Comparing performance

   All the mutated genes were ranked in a descending order based on the
   scores assigned by each comparing method. After that, K of genes ranked
   in the top list were selected as candidate driver genes. According to
   the benchmark dataset, the Fscore, Recall, Precision values can be
   calculated to evaluate the performance of each method. With different
   values of K ranging from 1 to 200, the Fscore curve, Recall curve and
   Precision curve is drawn. The results are shown in the Fig. [103]2. In
   general, our results are superior to all of other four methods on the
   lung, prostate and breast cancer datasets. Compared with the other five
   methods, our model identifies the largest number of known drivers from
   NCG 4.0. For lung cancer, the Dytidriver and the other methods are
   tangled together when predicting small number of potential driver genes
   and then Dytidriver is significantly better than the other methods when
   the number of predicted driver genes increases from top 40 to 200. For
   prostate and breast cancer, our model demonstrated the best performance
   from beginning to the end. Similar to Muffinn, considering the
   variation frequency and the functional impact of direct neighbors, our
   method additionally takes advantage of the tissue-specific
   co-expression property and the modularity property which improve the
   precision of detecting driver genes to a higher level. Besides, the
   performance of Muf_max is worse than that of Muf_sum, which means it is
   inappropriate to judge a driver only based on the impact of single
   gene.
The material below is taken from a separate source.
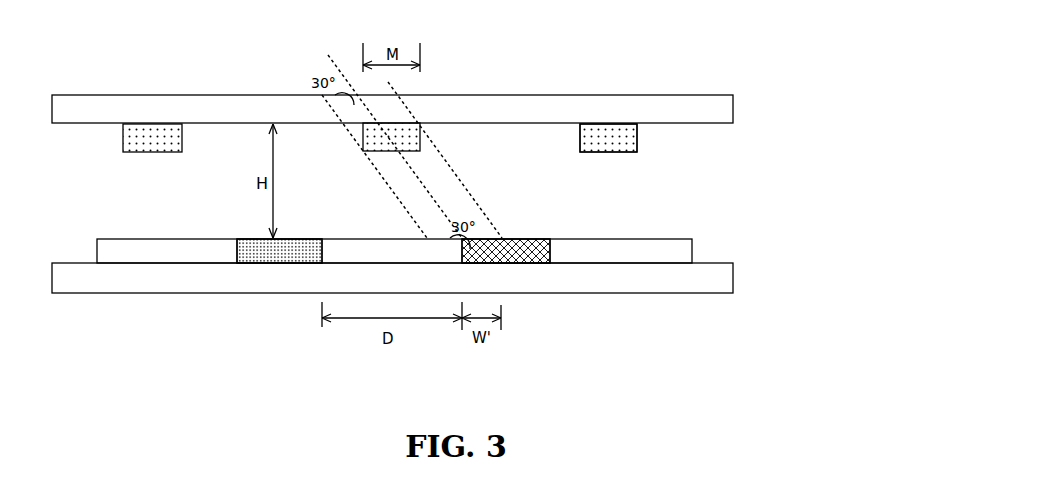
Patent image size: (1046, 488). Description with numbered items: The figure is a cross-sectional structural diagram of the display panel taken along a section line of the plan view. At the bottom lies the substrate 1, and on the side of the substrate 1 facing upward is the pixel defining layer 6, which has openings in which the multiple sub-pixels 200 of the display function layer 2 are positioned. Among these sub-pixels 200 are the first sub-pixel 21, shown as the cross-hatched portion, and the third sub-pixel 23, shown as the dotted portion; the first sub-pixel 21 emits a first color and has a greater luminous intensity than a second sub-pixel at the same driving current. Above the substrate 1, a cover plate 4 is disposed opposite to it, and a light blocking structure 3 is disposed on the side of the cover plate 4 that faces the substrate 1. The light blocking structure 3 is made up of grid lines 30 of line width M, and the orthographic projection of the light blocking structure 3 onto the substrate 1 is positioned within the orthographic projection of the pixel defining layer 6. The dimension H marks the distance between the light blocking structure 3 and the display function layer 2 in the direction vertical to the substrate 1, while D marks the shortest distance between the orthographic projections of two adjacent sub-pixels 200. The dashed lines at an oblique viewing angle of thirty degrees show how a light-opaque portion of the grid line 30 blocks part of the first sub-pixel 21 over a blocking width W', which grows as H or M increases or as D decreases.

DawnRank performed poorly among all comparing methods. The reason
   might be that only a limited number of cancer patients both have normal
   and tumor expression data for DawnRank.

Fig. 2.

   [104]Fig. 2
   [105]Open in a new tab

   A comparison of the Precision, Recall, and Fscore for top ranking genes
   in the six methods. The X-axis represents the number of top-ranking
   genes. The Y-axis represents the score of the given metric

Enrichment analysis

   We select the top 200 of cancer driver genes to do GO and pathway
   enrichment analysis. For lung cancer, in the biological process, the
   genes detected by our method enrich in the signal transduction,
   intracellular signaling cascade, transcription, metabolic process,
   regulation of cell death and apoptosis etc. In the cellular component,
   our results focus on the plasma membrane, organelle, cytoskeleton,
   lumen and cell fraction etc. In the molecular function, our results
   enrich in ion binding, nucleotide binding, ATP binding, transcription
   regulator activity etc. From the pathway aspect, our identified cancer
   driver genes enrich in some important cancer pathway, such as calcium
   signaling pathway, PI3K-Akt signaling pathway, mTOR signaling pathway.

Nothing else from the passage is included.